Hello!

Try this: the next time you have lunch planned with a friend, have him meet you at your office.  Put him on your calendar.  But don’t tell anyone who he is or why he’s there.

Then, when you sit down with him, ask him what it felt like to be a new visitor to your place of work.

How long does he wait at reception?  Does the receptionist pass him to another person before getting to talk to you?  Is he attended to quickly or does he wait for a while?  Did people say hello to him?  Was he brought to your desk or to a conference room?  Did the experience make him feel welcomed, excited, intimidated, put off?  Does your office feel active and buzzing or empty and quiet?

How was he left feeling before your “meeting” even started?  And how does this compare to how you’d like someone to feel before / during / after a meeting?
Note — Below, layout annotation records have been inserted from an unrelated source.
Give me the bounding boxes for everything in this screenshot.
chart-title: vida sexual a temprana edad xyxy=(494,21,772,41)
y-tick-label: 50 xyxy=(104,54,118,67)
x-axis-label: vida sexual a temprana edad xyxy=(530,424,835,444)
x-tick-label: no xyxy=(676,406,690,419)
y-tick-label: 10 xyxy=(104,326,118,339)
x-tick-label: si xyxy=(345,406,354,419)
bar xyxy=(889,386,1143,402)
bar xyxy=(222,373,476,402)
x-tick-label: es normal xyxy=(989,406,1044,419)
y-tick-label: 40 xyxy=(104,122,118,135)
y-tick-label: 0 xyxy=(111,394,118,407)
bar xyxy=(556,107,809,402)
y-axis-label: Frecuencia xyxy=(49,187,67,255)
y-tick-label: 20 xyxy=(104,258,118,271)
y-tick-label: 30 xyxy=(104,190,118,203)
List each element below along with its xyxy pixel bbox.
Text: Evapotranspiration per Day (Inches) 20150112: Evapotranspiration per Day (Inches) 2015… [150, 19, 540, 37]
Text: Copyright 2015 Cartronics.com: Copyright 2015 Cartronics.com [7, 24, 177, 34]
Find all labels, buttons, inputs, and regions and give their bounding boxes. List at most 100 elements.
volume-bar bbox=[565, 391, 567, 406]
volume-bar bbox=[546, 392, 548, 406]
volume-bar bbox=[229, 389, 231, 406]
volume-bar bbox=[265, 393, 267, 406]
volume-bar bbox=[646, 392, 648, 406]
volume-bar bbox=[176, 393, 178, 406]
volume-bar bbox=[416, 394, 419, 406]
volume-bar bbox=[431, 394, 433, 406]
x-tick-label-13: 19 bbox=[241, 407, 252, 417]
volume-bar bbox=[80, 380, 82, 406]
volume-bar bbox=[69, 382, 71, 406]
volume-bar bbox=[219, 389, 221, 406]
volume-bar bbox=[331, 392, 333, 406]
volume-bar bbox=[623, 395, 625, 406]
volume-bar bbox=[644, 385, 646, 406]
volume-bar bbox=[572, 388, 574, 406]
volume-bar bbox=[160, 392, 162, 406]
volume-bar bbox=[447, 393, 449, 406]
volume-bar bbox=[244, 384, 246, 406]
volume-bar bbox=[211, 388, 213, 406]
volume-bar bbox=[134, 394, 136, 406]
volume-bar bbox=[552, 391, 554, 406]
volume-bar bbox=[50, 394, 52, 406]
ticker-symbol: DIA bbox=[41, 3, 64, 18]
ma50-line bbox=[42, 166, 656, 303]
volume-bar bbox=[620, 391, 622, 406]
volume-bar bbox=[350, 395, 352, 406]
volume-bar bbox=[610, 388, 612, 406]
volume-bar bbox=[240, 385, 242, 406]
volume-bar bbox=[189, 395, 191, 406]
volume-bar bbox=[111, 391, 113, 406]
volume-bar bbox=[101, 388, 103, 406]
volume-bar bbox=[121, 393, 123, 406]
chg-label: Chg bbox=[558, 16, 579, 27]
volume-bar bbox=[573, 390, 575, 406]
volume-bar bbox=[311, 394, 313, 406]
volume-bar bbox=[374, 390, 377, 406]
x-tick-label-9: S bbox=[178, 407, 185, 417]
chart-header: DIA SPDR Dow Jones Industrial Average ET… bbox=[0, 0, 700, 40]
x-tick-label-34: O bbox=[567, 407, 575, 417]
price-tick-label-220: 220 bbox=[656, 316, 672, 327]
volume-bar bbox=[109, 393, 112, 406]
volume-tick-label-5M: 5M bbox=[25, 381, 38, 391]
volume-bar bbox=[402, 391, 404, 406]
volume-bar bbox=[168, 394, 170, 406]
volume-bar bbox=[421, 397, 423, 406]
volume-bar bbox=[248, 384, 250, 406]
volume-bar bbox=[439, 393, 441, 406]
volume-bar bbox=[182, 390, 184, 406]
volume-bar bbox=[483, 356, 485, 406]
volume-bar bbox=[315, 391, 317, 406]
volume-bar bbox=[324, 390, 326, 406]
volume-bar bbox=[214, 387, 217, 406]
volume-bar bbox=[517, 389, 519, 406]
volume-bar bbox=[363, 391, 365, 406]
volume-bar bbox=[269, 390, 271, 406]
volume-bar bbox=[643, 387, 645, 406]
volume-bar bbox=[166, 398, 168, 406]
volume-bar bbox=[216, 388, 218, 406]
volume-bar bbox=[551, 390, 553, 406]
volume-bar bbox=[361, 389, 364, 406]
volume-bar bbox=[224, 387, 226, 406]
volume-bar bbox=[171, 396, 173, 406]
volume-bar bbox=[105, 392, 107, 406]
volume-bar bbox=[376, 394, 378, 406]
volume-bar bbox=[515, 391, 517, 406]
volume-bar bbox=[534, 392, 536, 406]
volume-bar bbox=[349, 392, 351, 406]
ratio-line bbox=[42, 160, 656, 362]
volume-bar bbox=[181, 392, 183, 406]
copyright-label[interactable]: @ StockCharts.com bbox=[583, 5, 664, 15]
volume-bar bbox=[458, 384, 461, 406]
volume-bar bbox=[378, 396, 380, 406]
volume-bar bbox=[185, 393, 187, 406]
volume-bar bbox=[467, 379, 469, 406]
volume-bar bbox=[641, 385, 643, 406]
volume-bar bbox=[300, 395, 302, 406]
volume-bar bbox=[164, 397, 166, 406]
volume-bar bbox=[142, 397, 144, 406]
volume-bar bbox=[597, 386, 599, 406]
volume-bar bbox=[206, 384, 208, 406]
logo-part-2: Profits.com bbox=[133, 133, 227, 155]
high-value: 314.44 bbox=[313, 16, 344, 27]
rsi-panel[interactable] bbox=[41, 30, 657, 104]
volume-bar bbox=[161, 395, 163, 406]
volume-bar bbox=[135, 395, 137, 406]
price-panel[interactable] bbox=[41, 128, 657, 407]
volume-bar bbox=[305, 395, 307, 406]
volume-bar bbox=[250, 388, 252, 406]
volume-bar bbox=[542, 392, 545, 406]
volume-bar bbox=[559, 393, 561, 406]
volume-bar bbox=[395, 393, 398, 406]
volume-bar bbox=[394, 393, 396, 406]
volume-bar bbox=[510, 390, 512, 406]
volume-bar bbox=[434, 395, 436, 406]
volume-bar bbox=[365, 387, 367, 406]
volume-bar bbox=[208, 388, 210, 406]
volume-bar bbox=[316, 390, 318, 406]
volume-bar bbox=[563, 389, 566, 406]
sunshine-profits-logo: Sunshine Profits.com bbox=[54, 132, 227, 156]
Here’s how this often works:

  • You arrive and say who you’re there to meet
  • A receptionist call an assistant
  • You wait a bit
  • The assistant comes to greet you and takes you to an empty room
  • You’re offered something to drink
  • You wait a bit
  • The drink arrives
  • You wait a bit
  • The meeting starts
  • (elapsed time: 5-10 minutes if all goes smoothly)

This particular sequence of events might be fine if you want to make a very specific impression (namely, we’re big and established).  But if the impression you’re after is “nimble, cutting edge organization” consider re-imagining the whole shebang.

Maybe something along the lines of: person arrives, they’re walked straight to your desk.

The advantage you have against the big guys is that you’re NOT them.  In which case acting just like them (because that’s how they do it) is a huge miss.